A Glorious Mess: The First Breeders’ Cup

Zenyatta, from her facebook page

This year it’s Zenyatta, Zenyatta, Zenyatta. (And let’s not forget that other great filly, Goldikova, both vying for three-peats at the Breeders’ Cup at Churchill Downs.) But that first year, the guy running the Breeders’ Cup barely had a moment to consider the horses. He was presiding over near disaster. My story on the Breeders’ Cup runs in Louisville Magazine this month. It’s on the newsstands now and will be available online at loumag.com later in November. But this is a jennilaidman.com exclusive. You can only read this story right here.

Goldikova

It was a glorious success, that first Breeders’ Cup at Hollywood Park in California — unless your name was D.G. Van Clief Jr.

Van Clief, the Cup’s executive director that year, noticed that the sky was so clear he could see the mountains from the racetrack, as though God had divided LA’s smog in an act of benevolence toward the maiden 1984 event. And if God’s blessing wasn’t enough, there was Frank Sinatra’s. The Chairman of the Board crooned at a prerace party.

Other stars glittered on race day. Not only did Sinatra place bets, but Burt Bacharach, Joan Collins, Cary Grant, Gregory Peck and Elizabeth Taylor gave the first running all the celebrity bling its founder, John Gaines, could hope for.

But neither God nor Sinatra worked behind the scenes. There, Van Clief was in hell.

“Talk about putting out fires,” he said. “I would love to go back and be 35 years old again, but not if I had to run the first Breeders’ Cup.”

His small crew — a group that miraculously raised $20 million to launch the richest race day in history — was in virgin territory. So, they quickly learned, was track management. All were overwhelmed  by the 64,000 who showed up that day. If that was not enough, track employees staged a work slowdown and a number of waiters, busmen and mâitre d’s decided to stay home. “Food service collapsed in some areas of the track,” Van Clief said.

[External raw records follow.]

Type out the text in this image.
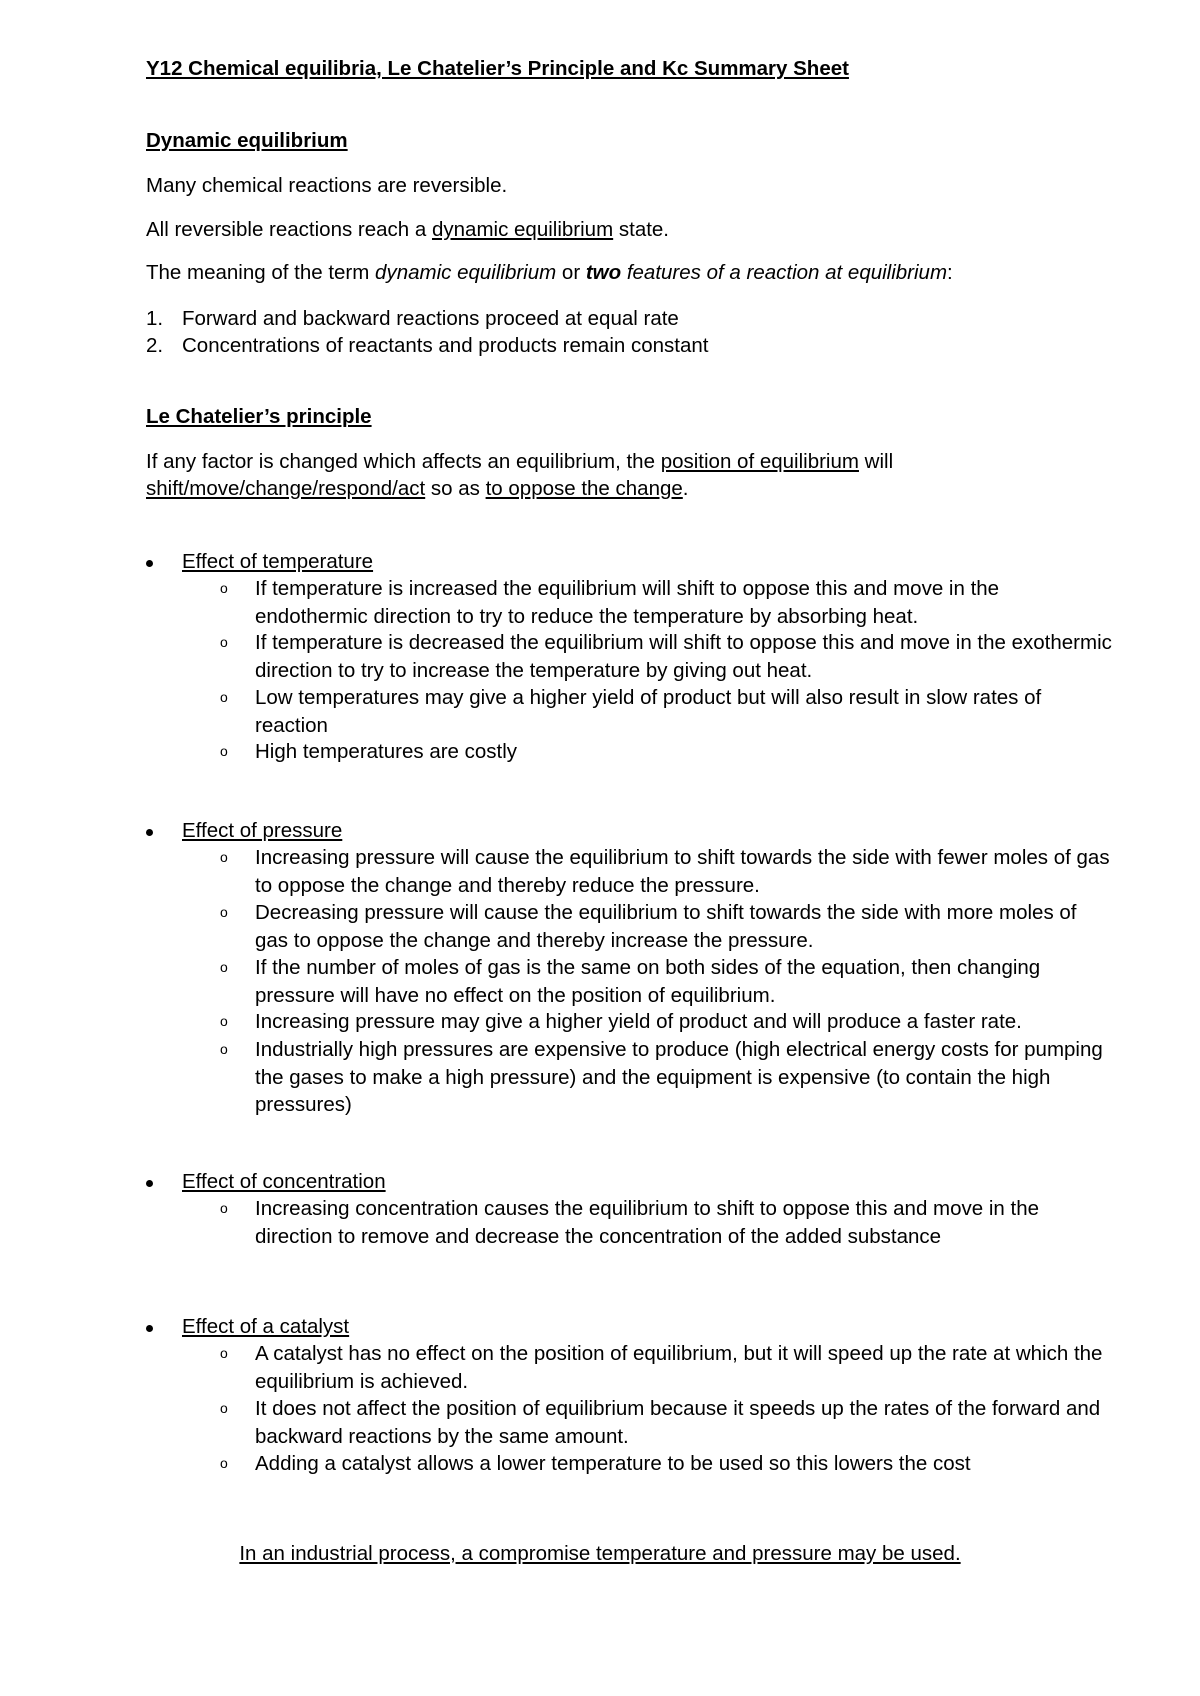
Y12 Chemical equilibria, Le Chatelier’s Principle and Kc Summary Sheet
Dynamic equilibrium
Many chemical reactions are reversible.
All reversible reactions reach a dynamic equilibrium state.
The meaning of the term dynamic equilibrium or two features of a reaction at equilibrium:
1. Forward and backward reactions proceed at equal rate
2. Concentrations of reactants and products remain constant
Le Chatelier’s principle
If any factor is changed which affects an equilibrium, the position of equilibrium will
shift/move/change/respond/act so as to oppose the change.
Effect of temperature
o If temperature is increased the equilibrium will shift to oppose this and move in the endothermic direction to try to reduce the temperature by absorbing heat.
o If temperature is decreased the equilibrium will shift to oppose this and move in the exothermic direction to try to increase the temperature by giving out heat.
o Low temperatures may give a higher yield of product but will also result in slow rates of reaction
o High temperatures are costly
Effect of pressure
o Increasing pressure will cause the equilibrium to shift towards the side with fewer moles of gas to oppose the change and thereby reduce the pressure.
o Decreasing pressure will cause the equilibrium to shift towards the side with more moles of gas to oppose the change and thereby increase the pressure.
o If the number of moles of gas is the same on both sides of the equation, then changing pressure will have no effect on the position of equilibrium.
o Increasing pressure may give a higher yield of product and will produce a faster rate.
o Industrially high pressures are expensive to produce (high electrical energy costs for pumping the gases to make a high pressure) and the equipment is expensive (to contain the high pressures)
Effect of concentration
o Increasing concentration causes the equilibrium to shift to oppose this and move in the direction to remove and decrease the concentration of the added substance
Effect of a catalyst
o A catalyst has no effect on the position of equilibrium, but it will speed up the rate at which the equilibrium is achieved.
o It does not affect the position of equilibrium because it speeds up the rates of the forward and backward reactions by the same amount.
o Adding a catalyst allows a lower temperature to be used so this lowers the cost
In an industrial process, a compromise temperature and pressure may be used.
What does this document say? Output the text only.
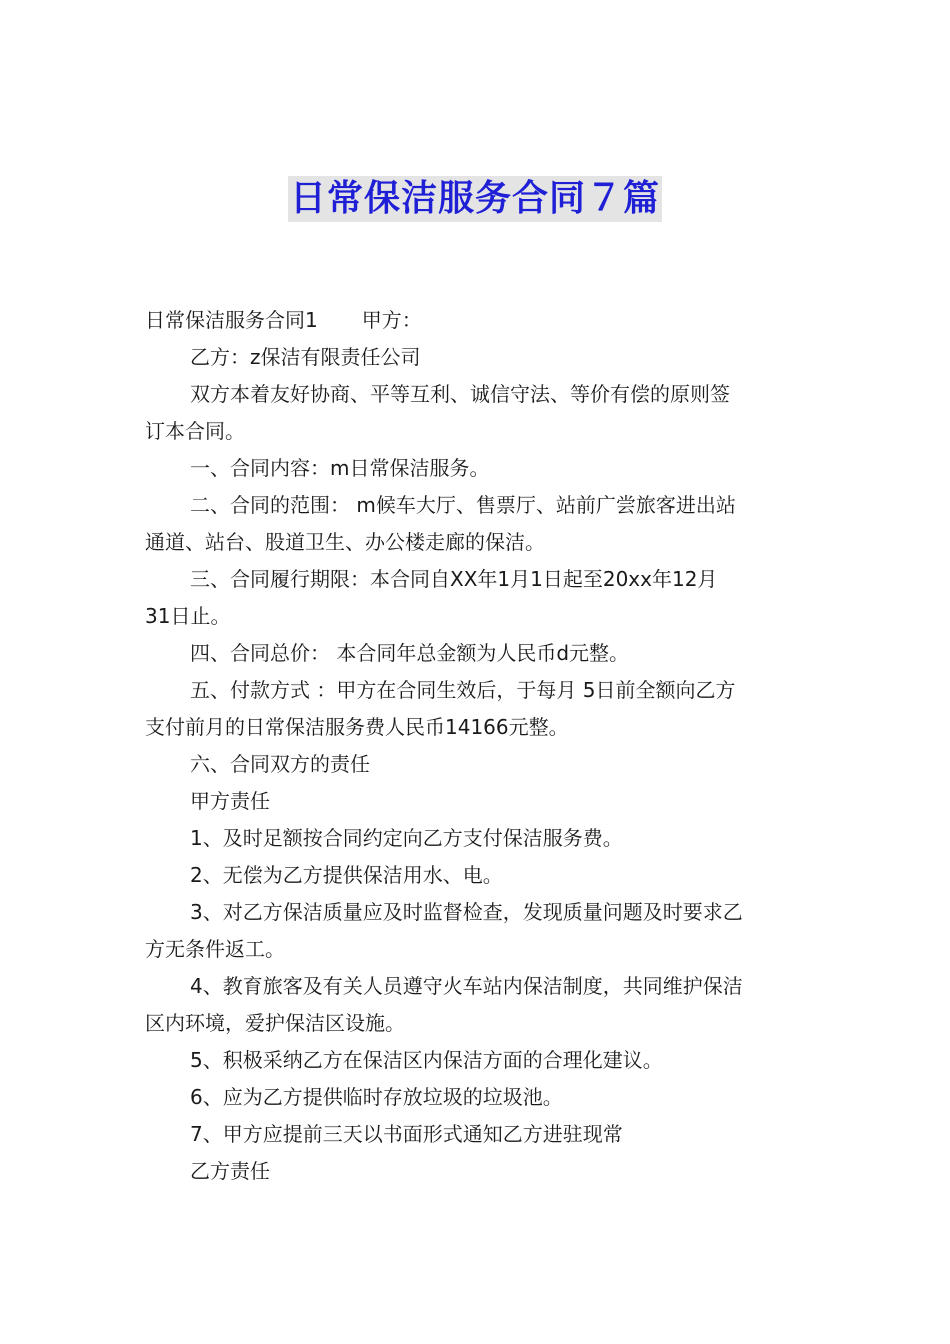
日常保洁服务合同７篇

日常保洁服务合同1 甲方：

乙方：z保洁有限责任公司

双方本着友好协商、平等互利、诚信守法、等价有偿的原则签

订本合同。

一、合同内容：m日常保洁服务。

二、合同的范围： m候车大厅、售票厅、站前广尝旅客进出站

通道、站台、股道卫生、办公楼走廊的保洁。

三、合同履行期限：本合同自XX年1月1日起至20xx年12月

31日止。

四、合同总价： 本合同年总金额为人民币d元整。

五、付款方式 ：甲方在合同生效后，于每月 5日前全额向乙方

支付前月的日常保洁服务费人民币14166元整。

六、合同双方的责任

甲方责任

1、及时足额按合同约定向乙方支付保洁服务费。

2、无偿为乙方提供保洁用水、电。

3、对乙方保洁质量应及时监督检查，发现质量问题及时要求乙

方无条件返工。

4、教育旅客及有关人员遵守火车站内保洁制度，共同维护保洁

区内环境，爱护保洁区设施。

5、积极采纳乙方在保洁区内保洁方面的合理化建议。

6、应为乙方提供临时存放垃圾的垃圾池。

7、甲方应提前三天以书面形式通知乙方进驻现常

乙方责任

Many people who ordered tickets didn’t get them, and arrived uncertain where to go or what to do. The tickets that did go out didn’t have seat numbers printed on them. “We had parties double seated in the same seats,” he said. “I had owners threaten to pull horses because their seating was so bad.

“We didn’t have cell phones in those days, but I did have a walkie-talkie. Around the second race, I threw it away in a corner somewhere.”

There were so many reporters, his crew set up temporary press facilities adjacent to the dining room. One reporter headed to his assigned seat and, instead of finding a phone line and fax, found a plate of dinner rolls.

Reporters were to receive souvenir lapel pins memorializing the day, but instead Van Clief purloined several boxes of them and used them as staff credentials.

“We were pretty naïve – well, I’ll speak for myself — I was. I thought once we raised $20 million and had … four hours of live television, I was naïve enough to think we could turn it over to racetrack management and the rest would be easy.”

“It’s hilarious looking back,” Van Clief said.

Not so much at the time, though.

What people remember from the day, isn’t the chaos, however. It’s the horses. A heart-stopping three-way battle at the finish line between winner Wild Again, Gate Dancer and Slew of Gold crowned the event.

“The day was saved by the fact it was an incredible day of racing. The best horses showed up and we had a much stronger contingent from Europe than we thought we would get,” Van Clief said. “Logistically, it was a nightmare.”